All Aussie men know how to barbie
Rob and Kylie were at Macquarie Uni with me and then Rob, within a stone’s throw of graduation, landed up heading Leo Burnett, Australia (advertising) as CEO. His star has continued to ascend and he is now COO of Aussie Rugby. Kylie, a solicitor like me, has always been a part of the Mosman, North Shore (upper class, if Aussies have one) landscape. She grew up on the middle harbour foreshore and now Rob and she have a house right on Chinaman’s Beach, just before the Spit Bridge. History repeating itself in a good way.

With Kylie and the children
We hooked up in London when I first arrived in the late 80s and even after they downed tools and kackadoodled back to Sydney, we kept the fire of friendship burning, staying with them on our trips Down Under. Sometimes we visited her parents ‘weekender’ in Palm Beach, but think ‘Kennedy’ type complex, rather than the fibro Potts holiday habitat. All sandstone with a large courtyard in the middle and bang smack on the crest of the beach. The soap Home and Away is filmed around there. Palm Beach is where the good and the great of Sydney play. It’s where Tom Cruise Nicole Kidman holidayed when she wasn’t a resident.
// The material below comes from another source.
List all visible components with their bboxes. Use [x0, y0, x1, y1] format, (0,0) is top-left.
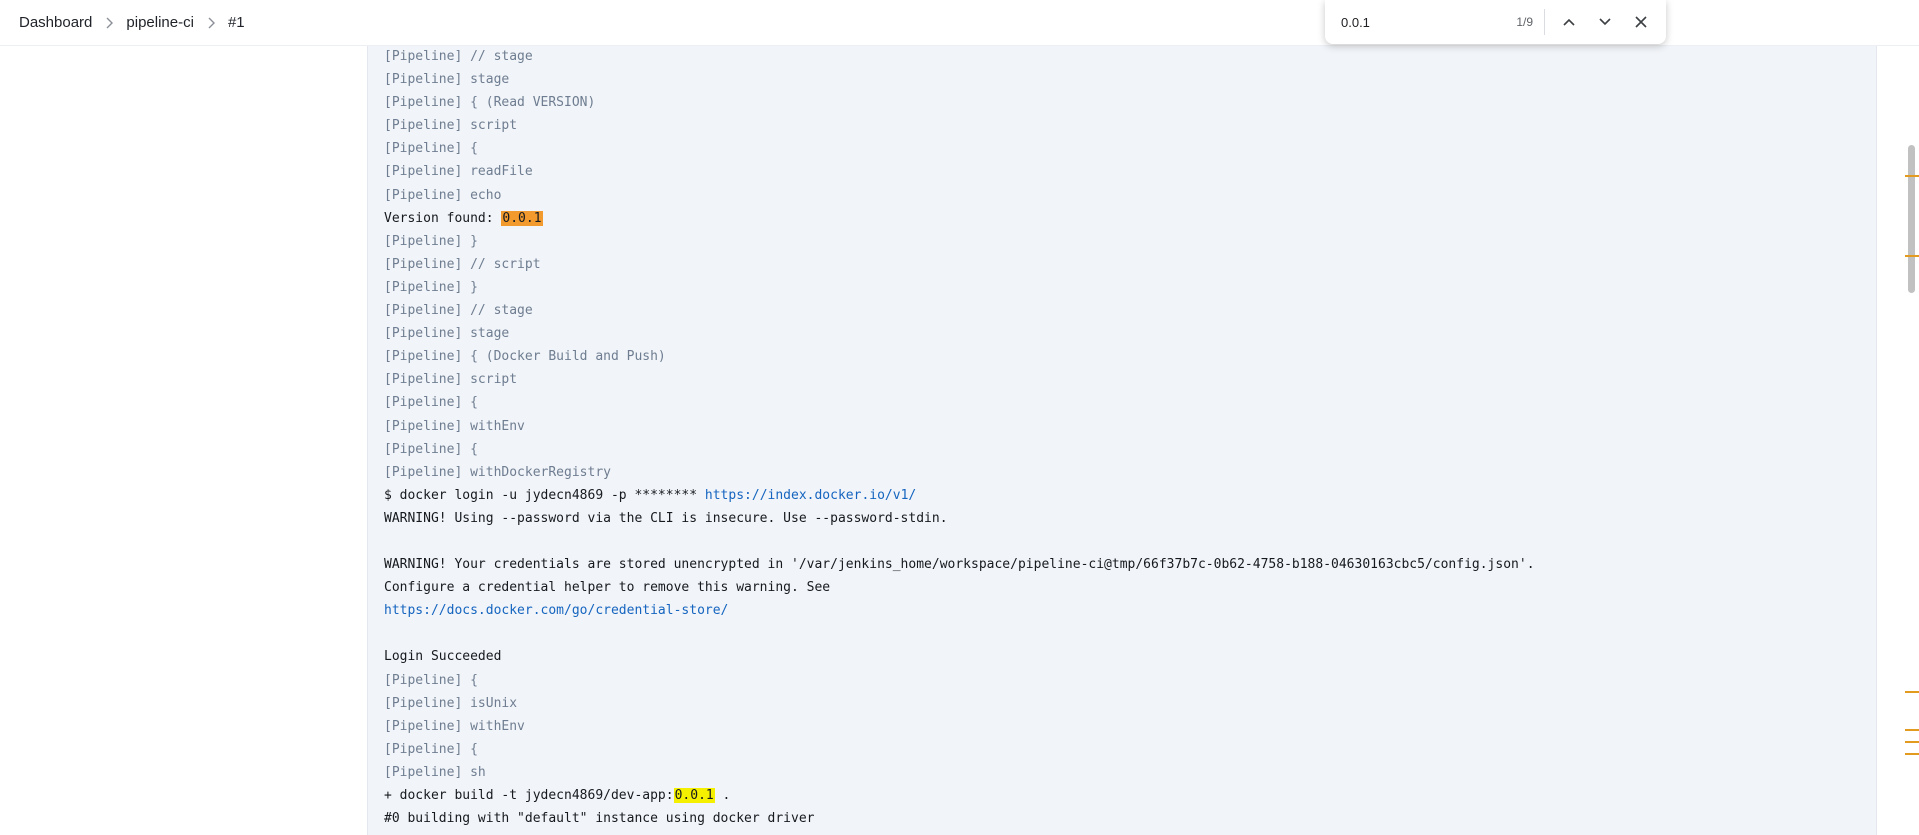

Kylie was full of news and somehow we got onto the subject of Aussie musicians, whose fame, sadly, had rarely left the Aussie shores. She was a huge fan of Richard Clapton’s, aka black t-shirt man with black hair’s, music. Richard’s famous songs: Girls on the Avenue, Best Years of our Lives, Down to the Lucky Country etc.
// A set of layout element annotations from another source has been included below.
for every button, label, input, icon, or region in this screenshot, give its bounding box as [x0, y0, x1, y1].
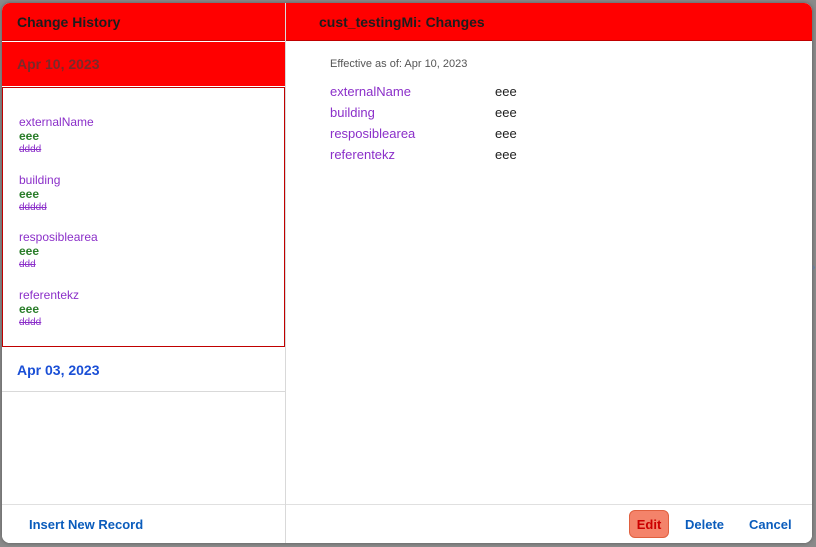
- detail-row: building eee: [330, 105, 517, 120]
- change-field-name: building: [19, 173, 61, 187]
- detail-row: referentekz eee: [330, 147, 517, 162]
- detail-field-name: externalName: [330, 84, 411, 99]
- history-date-item[interactable]: Apr 03, 2023: [2, 348, 285, 392]
- history-list-pane: Change History Apr 10, 2023 externalName…: [2, 3, 286, 543]
- cancel-button[interactable]: Cancel: [749, 517, 792, 532]
- detail-field-name: referentekz: [330, 147, 396, 162]
- change-history-dialog: Change History Apr 10, 2023 externalName…: [2, 3, 812, 543]
- detail-field-value: eee: [495, 126, 517, 141]
- change-new-value: eee: [19, 187, 40, 201]
- change-field-name: externalName: [19, 115, 94, 129]
- change-field-name: referentekz: [19, 288, 80, 302]
- change-item: building eee ddddd: [19, 173, 60, 215]
- background-chevron-icon: ›: [812, 262, 816, 273]
- left-footer: Insert New Record: [2, 504, 285, 543]
- detail-row: resposiblearea eee: [330, 126, 517, 141]
- changes-panel: externalName eee dddd building eee ddddd…: [2, 87, 285, 347]
- detail-field-name: building: [330, 105, 375, 120]
- change-old-value: dddd: [19, 317, 42, 328]
- change-old-value: ddd: [19, 259, 36, 270]
- effective-date-label: Effective as of: Apr 10, 2023: [330, 58, 468, 70]
- changes-detail-title: cust_testingMi: Changes: [286, 3, 812, 41]
- right-footer: Edit Delete Cancel: [286, 504, 812, 543]
- change-new-value: eee: [19, 244, 40, 258]
- delete-button[interactable]: Delete: [685, 517, 724, 532]
- detail-field-value: eee: [495, 84, 517, 99]
- edit-button[interactable]: Edit: [629, 510, 669, 538]
- change-new-value: eee: [19, 302, 40, 316]
- changes-detail-pane: cust_testingMi: Changes Effective as of:…: [286, 3, 812, 543]
- detail-field-value: eee: [495, 147, 517, 162]
- change-field-name: resposiblearea: [19, 230, 98, 244]
- change-item: resposiblearea eee ddd: [19, 230, 98, 272]
- change-item: externalName eee dddd: [19, 115, 94, 157]
- history-date-selected[interactable]: Apr 10, 2023: [2, 42, 285, 86]
- change-history-title: Change History: [2, 3, 285, 41]
- detail-row: externalName eee: [330, 84, 517, 99]
- detail-field-name: resposiblearea: [330, 126, 416, 141]
- change-new-value: eee: [19, 129, 40, 143]
- change-item: referentekz eee dddd: [19, 288, 79, 330]
- detail-field-value: eee: [495, 105, 517, 120]
- change-old-value: dddd: [19, 144, 42, 155]
- insert-new-record-button[interactable]: Insert New Record: [29, 517, 143, 532]
- change-old-value: ddddd: [19, 202, 47, 213]
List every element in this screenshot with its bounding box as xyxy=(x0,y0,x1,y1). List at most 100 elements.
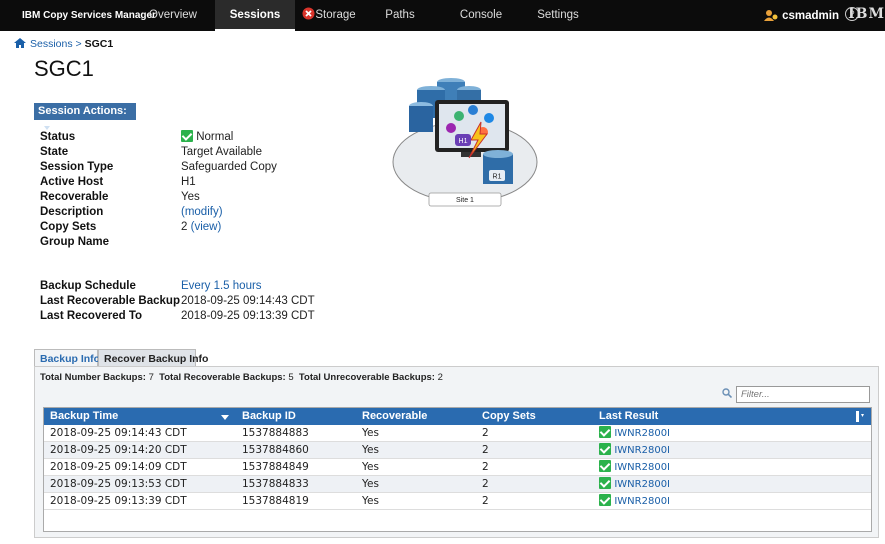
state-label: State xyxy=(40,146,69,158)
last-recovered-to-label: Last Recovered To xyxy=(40,310,143,322)
nav-overview[interactable]: Overview xyxy=(131,0,215,31)
recoverable-value: Yes xyxy=(181,191,200,203)
cell-recoverable: Yes xyxy=(362,461,379,473)
backup-schedule-link[interactable]: Every 1.5 hours xyxy=(181,280,262,292)
volume-label: R1 xyxy=(493,174,502,181)
nav-storage[interactable]: Storage xyxy=(295,0,363,31)
total-backups-label: Total Number Backups: xyxy=(40,372,146,383)
breadcrumb-separator: > xyxy=(75,38,82,50)
cell-backup-time: 2018-09-25 09:13:53 CDT xyxy=(50,478,187,490)
cell-copy-sets: 2 xyxy=(482,444,489,456)
active-host-value: H1 xyxy=(181,176,196,188)
last-recoverable-backup-label: Last Recoverable Backup xyxy=(40,295,180,307)
cell-backup-time: 2018-09-25 09:13:39 CDT xyxy=(50,495,187,507)
cell-last-result: IWNR2800I xyxy=(599,494,670,507)
table-row[interactable]: 2018-09-25 09:13:53 CDT 1537884833 Yes 2… xyxy=(44,476,871,493)
total-unrecoverable-label: Total Unrecoverable Backups: xyxy=(298,372,435,383)
cell-copy-sets: 2 xyxy=(482,478,489,490)
modify-description-link[interactable]: (modify) xyxy=(181,206,223,218)
nav-sessions[interactable]: Sessions xyxy=(215,0,295,31)
ibm-logo: IBM xyxy=(848,6,885,22)
column-copy-sets[interactable]: Copy Sets xyxy=(482,410,536,422)
breadcrumb: Sessions > SGC1 xyxy=(14,38,113,50)
table-header: Backup Time Backup ID Recoverable Copy S… xyxy=(44,408,871,425)
status-text: Normal xyxy=(196,131,234,143)
check-icon xyxy=(599,443,611,455)
description-label: Description xyxy=(40,206,104,218)
home-icon[interactable] xyxy=(14,38,26,48)
cell-backup-time: 2018-09-25 09:14:09 CDT xyxy=(50,461,187,473)
cell-last-result: IWNR2800I xyxy=(599,477,670,490)
backup-schedule-label: Backup Schedule xyxy=(40,280,136,292)
host-h1-icon: H1 xyxy=(455,134,471,146)
result-link[interactable]: IWNR2800I xyxy=(614,445,670,456)
cell-last-result: IWNR2800I xyxy=(599,426,670,439)
total-unrecoverable-value: 2 xyxy=(437,372,443,383)
nav-storage-label: Storage xyxy=(315,9,356,21)
result-link[interactable]: IWNR2800I xyxy=(614,462,670,473)
group-name-label: Group Name xyxy=(40,236,110,248)
cell-backup-id: 1537884833 xyxy=(242,478,309,490)
cell-recoverable: Yes xyxy=(362,495,379,507)
nav-paths[interactable]: Paths xyxy=(370,0,430,31)
session-actions-label: Session Actions: xyxy=(38,105,127,117)
table-row[interactable]: 2018-09-25 09:14:09 CDT 1537884849 Yes 2… xyxy=(44,459,871,476)
check-icon xyxy=(599,460,611,472)
cell-backup-id: 1537884849 xyxy=(242,461,309,473)
result-link[interactable]: IWNR2800I xyxy=(614,428,670,439)
monitor-icon xyxy=(435,100,509,157)
breadcrumb-current: SGC1 xyxy=(84,38,114,50)
host-label: H1 xyxy=(459,138,468,145)
column-recoverable[interactable]: Recoverable xyxy=(362,410,427,422)
status-value: Normal xyxy=(181,130,233,143)
nav-console[interactable]: Console xyxy=(445,0,517,31)
cell-last-result: IWNR2800I xyxy=(599,443,670,456)
cell-recoverable: Yes xyxy=(362,427,379,439)
total-backups-value: 7 xyxy=(148,372,154,383)
table-row[interactable]: 2018-09-25 09:14:43 CDT 1537884883 Yes 2… xyxy=(44,425,871,442)
active-host-label: Active Host xyxy=(40,176,104,188)
column-backup-time[interactable]: Backup Time xyxy=(50,410,118,422)
copy-sets-count: 2 xyxy=(181,221,188,233)
cell-copy-sets: 2 xyxy=(482,495,489,507)
table-row[interactable]: 2018-09-25 09:14:20 CDT 1537884860 Yes 2… xyxy=(44,442,871,459)
cell-recoverable: Yes xyxy=(362,478,379,490)
total-recoverable-value: 5 xyxy=(288,372,294,383)
session-type-label: Session Type xyxy=(40,161,114,173)
backups-table: Backup Time Backup ID Recoverable Copy S… xyxy=(43,407,872,532)
filter-input[interactable]: Filter... xyxy=(736,386,870,403)
backup-totals: Total Number Backups: 7 Total Recoverabl… xyxy=(40,372,443,383)
search-icon xyxy=(722,388,732,398)
nav-settings[interactable]: Settings xyxy=(522,0,594,31)
result-link[interactable]: IWNR2800I xyxy=(614,479,670,490)
backup-info-panel: Total Number Backups: 7 Total Recoverabl… xyxy=(34,366,879,538)
check-icon xyxy=(599,494,611,506)
view-copy-sets-link[interactable]: (view) xyxy=(191,221,222,233)
check-icon xyxy=(599,477,611,489)
cell-backup-id: 1537884860 xyxy=(242,444,309,456)
copy-sets-value: 2 (view) xyxy=(181,221,221,233)
column-chooser-icon[interactable] xyxy=(855,411,865,422)
state-value: Target Available xyxy=(181,146,262,158)
last-recoverable-backup-value: 2018-09-25 09:14:43 CDT xyxy=(181,295,315,307)
cell-copy-sets: 2 xyxy=(482,427,489,439)
breadcrumb-sessions-link[interactable]: Sessions xyxy=(30,38,73,50)
site-label: Site 1 xyxy=(456,197,474,204)
tab-recover-backup-info[interactable]: Recover Backup Info xyxy=(98,349,208,367)
copy-sets-label: Copy Sets xyxy=(40,221,97,233)
username: csmadmin xyxy=(782,10,839,22)
tab-backup-info[interactable]: Backup Info xyxy=(34,349,100,367)
session-actions-button[interactable]: Session Actions: xyxy=(34,103,136,130)
user-menu[interactable]: csmadmin xyxy=(764,9,839,22)
last-recovered-to-value: 2018-09-25 09:13:39 CDT xyxy=(181,310,315,322)
cell-last-result: IWNR2800I xyxy=(599,460,670,473)
cell-copy-sets: 2 xyxy=(482,461,489,473)
cell-backup-time: 2018-09-25 09:14:20 CDT xyxy=(50,444,187,456)
top-nav-bar: IBM Copy Services Manager Overview Sessi… xyxy=(0,0,885,31)
table-row[interactable]: 2018-09-25 09:13:39 CDT 1537884819 Yes 2… xyxy=(44,493,871,510)
sort-descending-icon[interactable] xyxy=(221,415,229,420)
result-link[interactable]: IWNR2800I xyxy=(614,496,670,507)
status-label: Status xyxy=(40,131,76,143)
column-backup-id[interactable]: Backup ID xyxy=(242,410,296,422)
column-last-result[interactable]: Last Result xyxy=(599,410,658,422)
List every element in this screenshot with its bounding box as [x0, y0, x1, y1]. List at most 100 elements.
Being a bit of a celebrity stalker myself, I could savor the story she laid out for us.
She had been at a ‘ladies who lunch’ charity lunch at the Governor General’s House at Kirribilli (residence of the Queen’s rep in Oz) and was tottering along in her glad rags to the bus stop in Neutral Bay, when she almost bumped into the man himself, Richard Clapton. The muso was laden with multiple plastic carriers of supermarket food – for home – not a gig. Not the sort of thing you expect a rock star to be doing on a typical weekday arvo (afternoon). It just so happened that she and Rob had recently crowd funded a part of his upcoming new album, to be recorded in Nashville. In return, Rich had agreed to come and play a short gig at their home on the foreshore.
So with a couple of glasses of champagne under her belt, Kylie approached him and explained that through her crowd funding, she had a stake in his new album. And that he would be gracing her home with his rock star talent. I of course suggested that it would be mega if he performed on the harbour itself of a floatie – boat, pontoon – of some sort.
So if you happen to be sailing off Chinaman’s Beach and notice a chubby, black haired and black attired man on a pontoon, belting out music, you will know it is indeed Kylie’s new bestie, Richard Clapton.
Today the weather has turned. It is stormy and I can see big swell approaching the coastline. I can see it from where I am typing this – majestic.